The state Supreme Court today ruled regarding the Corzine-era methodology for affordable housing obligations.
The ruling concerns the so-called “third-round’’ rules of the Council on Affordable Housing. The high court said that “the Third Round Rules are at odds with the FHA,” the Fair Housing Act.
The high court said that the state’s “growth share’’ methodology is essentially invalid. Under that approach, towns provide affordable housing as new development occurs.
The court said that “The growth share methodology is so intertwined with the new regulatory scheme that it cannot be severed. The court’s conclusion requires a new adoption of regulations to govern the third round municipal obligations consistent with the strictures of the FHA.
“New rules cannot wait further while time is lost during deliberations on a new affordable housing approach. A remedy must be put in place to eliminate the limbo in which municipalities, New Jersey citizens, developers, and affordable housing interest groups have lived for too long.
“Accordingly, the Court endorses the Appellate Division’s five-month deadline for reimposing third-round obligations based on the previous rounds’ method of allocating fair share obligations among municipalities.
“The Court notes the remedy is the remedial formula adopted by COAH, consistent with the FHA, and one even COAH agrees can be implemented quickly.”

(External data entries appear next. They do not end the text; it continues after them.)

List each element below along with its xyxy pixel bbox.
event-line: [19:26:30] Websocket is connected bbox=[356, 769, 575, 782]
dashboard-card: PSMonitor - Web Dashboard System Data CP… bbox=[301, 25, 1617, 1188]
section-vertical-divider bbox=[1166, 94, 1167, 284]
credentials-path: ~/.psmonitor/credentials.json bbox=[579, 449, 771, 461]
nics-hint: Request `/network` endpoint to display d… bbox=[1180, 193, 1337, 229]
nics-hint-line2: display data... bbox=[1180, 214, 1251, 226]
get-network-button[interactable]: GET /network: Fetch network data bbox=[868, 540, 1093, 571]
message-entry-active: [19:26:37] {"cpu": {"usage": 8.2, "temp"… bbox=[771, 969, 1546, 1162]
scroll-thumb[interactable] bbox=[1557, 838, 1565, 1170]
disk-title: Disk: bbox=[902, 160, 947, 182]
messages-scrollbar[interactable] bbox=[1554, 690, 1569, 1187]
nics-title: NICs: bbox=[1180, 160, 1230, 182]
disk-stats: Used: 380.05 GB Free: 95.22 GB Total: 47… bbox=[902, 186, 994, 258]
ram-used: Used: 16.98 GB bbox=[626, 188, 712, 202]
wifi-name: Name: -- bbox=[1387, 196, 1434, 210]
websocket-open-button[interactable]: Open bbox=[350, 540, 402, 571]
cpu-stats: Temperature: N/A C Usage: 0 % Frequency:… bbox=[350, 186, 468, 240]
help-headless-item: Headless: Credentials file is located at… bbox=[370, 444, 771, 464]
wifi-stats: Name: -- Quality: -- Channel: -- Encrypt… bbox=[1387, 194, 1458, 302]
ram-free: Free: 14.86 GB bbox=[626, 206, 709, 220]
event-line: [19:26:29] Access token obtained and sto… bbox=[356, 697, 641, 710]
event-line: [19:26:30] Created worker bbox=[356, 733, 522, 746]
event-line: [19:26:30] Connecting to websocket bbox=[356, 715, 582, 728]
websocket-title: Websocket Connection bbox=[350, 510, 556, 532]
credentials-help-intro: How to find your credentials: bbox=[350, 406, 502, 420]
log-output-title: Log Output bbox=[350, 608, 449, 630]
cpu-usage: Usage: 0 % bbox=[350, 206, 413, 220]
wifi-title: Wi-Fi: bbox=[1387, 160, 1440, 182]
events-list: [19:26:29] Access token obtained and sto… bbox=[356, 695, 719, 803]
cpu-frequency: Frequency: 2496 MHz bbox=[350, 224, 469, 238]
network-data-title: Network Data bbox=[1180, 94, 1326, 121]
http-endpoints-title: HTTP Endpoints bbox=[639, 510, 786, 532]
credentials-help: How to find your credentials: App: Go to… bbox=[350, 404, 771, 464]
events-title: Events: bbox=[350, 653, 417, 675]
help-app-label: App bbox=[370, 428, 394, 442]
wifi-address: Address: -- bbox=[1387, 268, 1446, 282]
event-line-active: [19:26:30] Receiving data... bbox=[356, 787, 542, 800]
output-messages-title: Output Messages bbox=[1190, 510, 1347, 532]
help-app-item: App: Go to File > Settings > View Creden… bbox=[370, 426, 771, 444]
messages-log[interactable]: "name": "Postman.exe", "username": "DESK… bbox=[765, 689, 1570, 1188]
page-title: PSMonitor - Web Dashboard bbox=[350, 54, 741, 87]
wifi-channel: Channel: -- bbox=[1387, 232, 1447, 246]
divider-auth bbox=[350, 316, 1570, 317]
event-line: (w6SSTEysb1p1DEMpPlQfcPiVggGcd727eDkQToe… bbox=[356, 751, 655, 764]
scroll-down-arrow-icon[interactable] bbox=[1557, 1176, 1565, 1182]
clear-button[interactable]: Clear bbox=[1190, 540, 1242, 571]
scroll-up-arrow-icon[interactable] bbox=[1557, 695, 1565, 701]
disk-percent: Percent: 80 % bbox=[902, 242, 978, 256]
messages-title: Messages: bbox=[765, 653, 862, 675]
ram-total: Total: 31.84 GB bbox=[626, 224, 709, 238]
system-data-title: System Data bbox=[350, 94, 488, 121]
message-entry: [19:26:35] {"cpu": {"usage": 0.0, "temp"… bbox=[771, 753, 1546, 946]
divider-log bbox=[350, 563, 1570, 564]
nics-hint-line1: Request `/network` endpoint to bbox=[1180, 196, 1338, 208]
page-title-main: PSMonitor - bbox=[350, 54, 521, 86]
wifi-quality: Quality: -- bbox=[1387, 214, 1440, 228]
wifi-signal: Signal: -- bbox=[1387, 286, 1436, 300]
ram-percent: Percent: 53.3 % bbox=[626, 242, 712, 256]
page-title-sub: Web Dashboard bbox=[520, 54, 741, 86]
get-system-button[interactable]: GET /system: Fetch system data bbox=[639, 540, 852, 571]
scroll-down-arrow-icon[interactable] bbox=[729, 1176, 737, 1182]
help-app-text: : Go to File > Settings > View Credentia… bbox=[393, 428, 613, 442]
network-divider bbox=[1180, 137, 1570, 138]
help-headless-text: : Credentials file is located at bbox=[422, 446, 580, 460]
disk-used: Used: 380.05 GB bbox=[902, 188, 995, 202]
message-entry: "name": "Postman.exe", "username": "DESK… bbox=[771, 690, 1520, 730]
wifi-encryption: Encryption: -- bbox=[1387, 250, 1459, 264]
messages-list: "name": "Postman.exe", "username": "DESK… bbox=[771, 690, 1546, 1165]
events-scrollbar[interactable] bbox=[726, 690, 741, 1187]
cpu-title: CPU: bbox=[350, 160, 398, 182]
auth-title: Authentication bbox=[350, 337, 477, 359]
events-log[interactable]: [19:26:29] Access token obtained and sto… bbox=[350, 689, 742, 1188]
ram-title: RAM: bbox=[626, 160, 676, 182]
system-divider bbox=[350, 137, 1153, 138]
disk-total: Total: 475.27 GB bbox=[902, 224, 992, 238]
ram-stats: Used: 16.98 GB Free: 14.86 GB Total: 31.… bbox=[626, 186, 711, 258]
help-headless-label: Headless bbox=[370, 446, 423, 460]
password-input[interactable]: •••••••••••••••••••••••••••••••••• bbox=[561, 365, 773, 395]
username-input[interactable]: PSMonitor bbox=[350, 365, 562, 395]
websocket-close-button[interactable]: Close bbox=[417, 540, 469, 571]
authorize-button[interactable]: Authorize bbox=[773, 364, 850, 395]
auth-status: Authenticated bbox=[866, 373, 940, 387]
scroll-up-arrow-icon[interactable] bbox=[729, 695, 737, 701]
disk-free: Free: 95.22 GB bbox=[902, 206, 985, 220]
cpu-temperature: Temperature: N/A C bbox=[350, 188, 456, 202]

The ruling was written by Justice Jaynee Lavecchia, joined by Justices Barry Albin and Ariel Rodriguez. A dissenting opinion was filed by Justices Helen Hoens and Anne Patterson. Two other justices did not take part in the case.
The decision affirms and modifies the lower court ruling.
When the third-round rules were adopted in 2008, the goal was 115,000 affordable housing units by 2018.
The N.J. League of Municipalities and others sued, arguing that the data relied upon was outdated and unfairly included undevelopable property when calculating a town’s affordable housing obligations.
The affordable housing battles date to 1975 when the state’s Supreme Court issued its Mount Laurel decision that declared local land use laws that bar affordable housing for the poor are unconstitutional.
The court further ordered at that time that municipalities must take affirmative action to provide their fair share of affordable housing for low- and moderate-income residents.